Series: Divergent, Book 3
Year: 2013
Publisher:  Harper Audio
Narrators:  Emma Galvin, Aaron Stanford

Goodreads Summary:
The faction-based society that Tris Prior once believed in is shattered—fractured by violence and power struggles and scarred by loss and betrayal. So when offered a chance to explore the world past the limits she’s known, Tris is ready. Perhaps beyond the fence, she and Tobias will find a simple new life together, free from complicated lies, tangled loyalties, and painful memories.

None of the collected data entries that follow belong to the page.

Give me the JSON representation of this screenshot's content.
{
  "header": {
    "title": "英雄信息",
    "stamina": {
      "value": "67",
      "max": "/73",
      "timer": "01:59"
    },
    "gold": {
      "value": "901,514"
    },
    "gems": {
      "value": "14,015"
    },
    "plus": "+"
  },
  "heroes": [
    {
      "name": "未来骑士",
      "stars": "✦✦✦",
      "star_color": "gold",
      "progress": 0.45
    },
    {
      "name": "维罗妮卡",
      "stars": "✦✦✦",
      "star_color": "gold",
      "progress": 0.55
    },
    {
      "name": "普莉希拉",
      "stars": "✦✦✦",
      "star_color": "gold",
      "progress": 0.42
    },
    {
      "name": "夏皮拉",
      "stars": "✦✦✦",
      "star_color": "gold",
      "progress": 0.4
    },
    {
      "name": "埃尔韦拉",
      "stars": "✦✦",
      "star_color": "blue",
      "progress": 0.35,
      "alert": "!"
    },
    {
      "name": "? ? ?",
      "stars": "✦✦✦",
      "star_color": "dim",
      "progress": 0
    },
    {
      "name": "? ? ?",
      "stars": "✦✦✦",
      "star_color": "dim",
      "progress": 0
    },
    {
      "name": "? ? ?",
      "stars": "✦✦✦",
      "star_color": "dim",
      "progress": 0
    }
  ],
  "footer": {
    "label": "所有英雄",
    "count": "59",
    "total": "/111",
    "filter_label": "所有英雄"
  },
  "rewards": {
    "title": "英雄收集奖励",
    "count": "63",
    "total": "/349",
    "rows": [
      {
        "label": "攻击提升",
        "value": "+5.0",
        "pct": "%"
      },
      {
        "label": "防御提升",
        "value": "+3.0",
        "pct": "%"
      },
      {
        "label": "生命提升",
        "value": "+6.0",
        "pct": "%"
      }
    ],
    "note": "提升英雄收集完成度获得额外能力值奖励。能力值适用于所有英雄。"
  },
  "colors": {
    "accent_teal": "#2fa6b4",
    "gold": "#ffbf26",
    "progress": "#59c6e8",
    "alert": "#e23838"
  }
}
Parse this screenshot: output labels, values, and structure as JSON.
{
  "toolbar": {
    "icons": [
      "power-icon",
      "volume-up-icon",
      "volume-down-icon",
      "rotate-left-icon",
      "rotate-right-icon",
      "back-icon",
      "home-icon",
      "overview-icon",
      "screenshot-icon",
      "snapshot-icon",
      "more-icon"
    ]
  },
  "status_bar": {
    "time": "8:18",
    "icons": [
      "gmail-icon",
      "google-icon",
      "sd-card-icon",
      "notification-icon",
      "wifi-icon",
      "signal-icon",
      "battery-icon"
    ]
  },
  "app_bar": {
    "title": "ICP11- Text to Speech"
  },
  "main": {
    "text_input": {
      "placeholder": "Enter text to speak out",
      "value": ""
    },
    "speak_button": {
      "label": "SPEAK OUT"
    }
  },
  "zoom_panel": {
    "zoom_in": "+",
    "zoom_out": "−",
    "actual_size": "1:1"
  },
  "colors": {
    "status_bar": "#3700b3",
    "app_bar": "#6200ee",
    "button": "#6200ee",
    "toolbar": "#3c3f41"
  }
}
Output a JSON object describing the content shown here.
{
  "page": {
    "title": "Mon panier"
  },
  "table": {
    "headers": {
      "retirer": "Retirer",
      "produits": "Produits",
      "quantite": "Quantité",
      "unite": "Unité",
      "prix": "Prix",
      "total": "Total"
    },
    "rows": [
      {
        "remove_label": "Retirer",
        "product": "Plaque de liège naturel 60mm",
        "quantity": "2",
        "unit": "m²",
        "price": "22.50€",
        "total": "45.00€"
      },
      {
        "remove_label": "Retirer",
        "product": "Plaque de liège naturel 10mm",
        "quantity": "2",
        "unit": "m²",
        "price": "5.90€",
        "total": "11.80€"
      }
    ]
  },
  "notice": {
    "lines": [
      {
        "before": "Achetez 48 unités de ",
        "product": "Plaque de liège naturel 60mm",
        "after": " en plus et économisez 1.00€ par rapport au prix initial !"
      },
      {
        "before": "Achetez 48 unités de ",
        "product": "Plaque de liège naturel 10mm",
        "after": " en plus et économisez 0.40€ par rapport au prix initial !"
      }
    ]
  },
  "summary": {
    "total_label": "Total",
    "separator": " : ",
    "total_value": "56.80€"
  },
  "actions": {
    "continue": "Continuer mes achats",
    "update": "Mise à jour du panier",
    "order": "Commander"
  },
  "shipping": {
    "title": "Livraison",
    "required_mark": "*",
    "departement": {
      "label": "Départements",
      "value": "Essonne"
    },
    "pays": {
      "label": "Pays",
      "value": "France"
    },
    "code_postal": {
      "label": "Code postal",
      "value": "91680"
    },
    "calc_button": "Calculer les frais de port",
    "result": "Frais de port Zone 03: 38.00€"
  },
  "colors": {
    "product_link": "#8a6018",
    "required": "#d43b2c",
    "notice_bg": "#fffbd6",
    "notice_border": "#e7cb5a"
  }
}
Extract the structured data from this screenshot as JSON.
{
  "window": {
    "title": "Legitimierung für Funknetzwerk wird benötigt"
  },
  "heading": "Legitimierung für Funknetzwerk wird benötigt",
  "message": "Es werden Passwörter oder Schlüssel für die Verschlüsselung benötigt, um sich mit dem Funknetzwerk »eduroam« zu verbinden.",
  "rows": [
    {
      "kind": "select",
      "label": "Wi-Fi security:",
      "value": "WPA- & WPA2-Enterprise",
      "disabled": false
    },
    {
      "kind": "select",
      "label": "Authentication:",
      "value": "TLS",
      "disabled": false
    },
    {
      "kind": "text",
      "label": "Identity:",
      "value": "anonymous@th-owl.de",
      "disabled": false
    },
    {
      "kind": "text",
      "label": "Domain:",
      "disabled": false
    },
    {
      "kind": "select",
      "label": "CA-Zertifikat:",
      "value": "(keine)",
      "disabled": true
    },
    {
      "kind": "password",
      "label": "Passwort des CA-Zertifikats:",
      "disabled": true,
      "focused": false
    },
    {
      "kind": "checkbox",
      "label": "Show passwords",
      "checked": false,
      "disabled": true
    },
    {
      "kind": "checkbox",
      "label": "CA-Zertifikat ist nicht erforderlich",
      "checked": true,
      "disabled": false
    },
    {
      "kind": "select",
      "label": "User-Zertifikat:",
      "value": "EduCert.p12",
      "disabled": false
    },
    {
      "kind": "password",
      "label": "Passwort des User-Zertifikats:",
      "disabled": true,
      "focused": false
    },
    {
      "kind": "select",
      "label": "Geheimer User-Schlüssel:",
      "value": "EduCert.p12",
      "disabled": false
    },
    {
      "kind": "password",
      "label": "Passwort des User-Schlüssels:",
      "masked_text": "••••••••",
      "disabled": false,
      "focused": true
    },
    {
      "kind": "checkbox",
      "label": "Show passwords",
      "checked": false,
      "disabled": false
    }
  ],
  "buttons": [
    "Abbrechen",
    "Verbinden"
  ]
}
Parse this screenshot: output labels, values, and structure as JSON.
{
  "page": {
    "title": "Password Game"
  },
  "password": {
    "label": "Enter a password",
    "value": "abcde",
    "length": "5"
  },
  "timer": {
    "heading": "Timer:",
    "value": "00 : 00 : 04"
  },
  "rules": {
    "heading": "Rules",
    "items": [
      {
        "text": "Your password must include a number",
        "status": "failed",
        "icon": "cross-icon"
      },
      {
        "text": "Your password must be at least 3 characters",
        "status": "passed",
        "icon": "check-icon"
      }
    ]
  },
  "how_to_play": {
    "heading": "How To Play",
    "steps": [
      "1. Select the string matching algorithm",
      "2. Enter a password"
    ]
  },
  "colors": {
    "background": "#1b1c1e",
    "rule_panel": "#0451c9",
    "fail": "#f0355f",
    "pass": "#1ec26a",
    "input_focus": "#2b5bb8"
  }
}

But Tris’s new reality is even more alarming than the one she left behind. Old discoveries are quickly rendered meaningless. Explosive new truths change the hearts of those she loves. And once again, Tris must battle to comprehend the complexities of human nature—and of herself—while facing impossible choices about courage, allegiance, sacrifice, and love.

Told from a riveting dual perspective, Allegiant, by #1 New York Times best-selling author Veronica Roth, brings the Divergent series to a powerful conclusion while revealing the secrets of the dystopian world that has captivated millions of readers in Divergent and Insurgent.

I have loved this series from the first book. Divergent and Insurgent were both fast paced thrillers. Roth slowed the pace down quite a bit in Allegiant and spent quite a bit of time in Tris and Four's heads helping us see how they think and resolve some internal issues and grow as characters. That change took a bit of getting used to but in the end, I went with it. But what about that ending? Yes, I've read all the reviews talking about how horrible the book is and how disappointed everyone is with it. Was I disappointed with it? Of course, I wasn't happy that there wasn't the HEA that I want to see in my books. I always want things to work out perfectly for my characters. HEA's make me feel like there's hope in the world. After all if my characters can make it in their dire circumstances, then there's a chance that things will work out for me. But what do I ultimately want from my books? I want them to make me feel emotions whether it be happiness, fear or sadness. Come on, admit it, you love a good cry.  In the end, that's what Allegiant did. It broke my heart and made me cry. Years from now, when somebody brings up this story, what I will remember is the emotions I felt. And in my mind, that makes a good story.